Welcome to your Monday open thread. After the long holiday weekend I’m having a bit of trouble refocusing my mind. I certainly needed the vacation! How was your weekend? Did you avoid political fights with your relatives?
Reagan’s former budget director David Stockman has been speaking out about Republican budget shenanigans. He’s increasingly shrill:
While independent economists have shown these arguments to be false, today on CNN’s Fareed Zakaria GPS, President Reagan’s former budget director took on his own party for pushing this faulty logic. David Stockman, who led the all-important Office of Management and Budget under Reagan and was a chief architect of his fiscal policy, criticized today’s GOP for misreading Reagan’s legacy by adopting a “theology” of tax cuts. Stockman has spoken out before, but took perhaps his strongest stance yet against his own party today, saying “I’ll never forgive the Bush administration” for “destroying the last vestige of fiscal responsibility that we had in the Republican Party.”

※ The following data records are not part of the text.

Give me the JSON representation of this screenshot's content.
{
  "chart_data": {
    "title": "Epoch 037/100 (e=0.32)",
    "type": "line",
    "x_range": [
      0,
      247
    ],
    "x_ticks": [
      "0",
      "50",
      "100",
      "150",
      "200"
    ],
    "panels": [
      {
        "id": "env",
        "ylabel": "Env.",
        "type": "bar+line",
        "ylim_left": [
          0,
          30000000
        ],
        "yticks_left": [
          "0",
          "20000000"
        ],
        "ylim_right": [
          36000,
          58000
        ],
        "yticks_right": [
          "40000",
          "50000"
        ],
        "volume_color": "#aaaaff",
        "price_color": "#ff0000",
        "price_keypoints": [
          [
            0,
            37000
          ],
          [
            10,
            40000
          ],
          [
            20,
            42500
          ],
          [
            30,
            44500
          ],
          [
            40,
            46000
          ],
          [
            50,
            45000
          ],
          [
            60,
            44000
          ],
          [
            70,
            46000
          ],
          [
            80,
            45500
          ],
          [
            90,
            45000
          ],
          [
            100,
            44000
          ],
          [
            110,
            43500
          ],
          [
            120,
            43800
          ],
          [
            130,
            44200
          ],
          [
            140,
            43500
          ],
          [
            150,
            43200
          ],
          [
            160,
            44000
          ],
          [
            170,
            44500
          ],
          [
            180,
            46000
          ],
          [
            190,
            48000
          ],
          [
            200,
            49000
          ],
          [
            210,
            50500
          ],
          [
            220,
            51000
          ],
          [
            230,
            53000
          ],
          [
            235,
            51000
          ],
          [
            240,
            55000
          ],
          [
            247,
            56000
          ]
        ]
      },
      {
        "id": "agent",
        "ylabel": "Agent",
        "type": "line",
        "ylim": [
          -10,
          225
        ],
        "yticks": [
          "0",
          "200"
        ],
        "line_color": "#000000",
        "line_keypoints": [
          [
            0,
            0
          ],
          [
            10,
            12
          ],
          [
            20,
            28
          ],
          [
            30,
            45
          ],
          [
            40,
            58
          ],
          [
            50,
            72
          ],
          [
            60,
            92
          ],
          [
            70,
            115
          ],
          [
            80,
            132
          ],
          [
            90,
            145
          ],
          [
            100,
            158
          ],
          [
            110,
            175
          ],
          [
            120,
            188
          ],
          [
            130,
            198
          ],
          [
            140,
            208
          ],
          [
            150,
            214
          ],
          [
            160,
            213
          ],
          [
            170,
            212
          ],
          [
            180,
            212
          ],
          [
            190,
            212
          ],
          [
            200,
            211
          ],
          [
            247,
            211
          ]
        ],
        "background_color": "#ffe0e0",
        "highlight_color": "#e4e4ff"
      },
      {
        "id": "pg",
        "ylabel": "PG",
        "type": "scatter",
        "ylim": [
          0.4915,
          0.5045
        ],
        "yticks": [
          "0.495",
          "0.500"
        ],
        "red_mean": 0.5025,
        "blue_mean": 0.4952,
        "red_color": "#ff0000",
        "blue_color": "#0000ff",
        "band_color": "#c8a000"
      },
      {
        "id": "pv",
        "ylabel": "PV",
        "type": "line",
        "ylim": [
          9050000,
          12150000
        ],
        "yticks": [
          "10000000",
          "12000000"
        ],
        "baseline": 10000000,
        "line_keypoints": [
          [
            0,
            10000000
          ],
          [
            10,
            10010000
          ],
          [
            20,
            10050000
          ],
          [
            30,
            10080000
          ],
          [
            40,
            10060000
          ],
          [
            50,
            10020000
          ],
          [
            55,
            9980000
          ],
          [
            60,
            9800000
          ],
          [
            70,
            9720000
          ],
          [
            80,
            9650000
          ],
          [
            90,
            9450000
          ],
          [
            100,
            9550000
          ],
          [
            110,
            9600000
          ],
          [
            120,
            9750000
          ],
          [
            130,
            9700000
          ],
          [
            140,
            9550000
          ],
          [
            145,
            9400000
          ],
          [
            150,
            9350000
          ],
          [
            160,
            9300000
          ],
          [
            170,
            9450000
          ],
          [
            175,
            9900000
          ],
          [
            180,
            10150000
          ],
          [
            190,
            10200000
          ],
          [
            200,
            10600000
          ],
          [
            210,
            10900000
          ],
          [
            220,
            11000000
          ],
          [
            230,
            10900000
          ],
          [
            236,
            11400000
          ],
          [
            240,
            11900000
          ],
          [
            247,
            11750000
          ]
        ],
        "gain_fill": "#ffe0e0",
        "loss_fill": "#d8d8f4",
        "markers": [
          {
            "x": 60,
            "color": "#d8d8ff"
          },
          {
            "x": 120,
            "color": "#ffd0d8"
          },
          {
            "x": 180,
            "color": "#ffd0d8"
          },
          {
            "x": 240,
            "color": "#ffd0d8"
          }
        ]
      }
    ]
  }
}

I’m glad Stockman is speaking out but old-school Republicans are no longer important voices in the party. Where was Stockman in 2001 when Bush was pushing his disastrous tax cuts?
Do you all remember Dolly the cloned sheep? She died at a relatively young age for a sheep. The reason she died early, scientists believe, is because of “telomeres.” Telomeres are the “end caps” on DNA, which tell DNA how much to replicate. Since Dolly was made from adult cells, her telomeres were shorter than normal. Now scientists have found they can extend life in mice by slowing down the process that shortens telomeres.
The Harvard group focused on a process called telomere shortening. Most cells in the body contain 23 pairs of chromosomes, which carry our DNA. At the ends of each chromosome is a protective cap called a telomere. Each time a cell divides, the telomeres are snipped shorter, until eventually they stop working and the cell dies or goes into a suspended state called “senescence”. The process is behind much of the wear and tear associated with ageing.
At Harvard, they bred genetically manipulated mice that lacked an enzyme called telomerase that stops telomeres getting shorter. Without the enzyme, the mice aged prematurely and suffered ailments, including a poor sense of smell, smaller brain size, infertility and damaged intestines and spleens. But when DePinho gave the mice injections to reactivate the enzyme, it repaired the damaged tissues and reversed the signs of ageing.
“These were severely aged animals, but after a month of treatment they showed a substantial restoration, including the growth of new neurons in their brains,” said DePinho.
Of course, it wouldn’t be so easy for humans. But it certainly points us into a direction for research.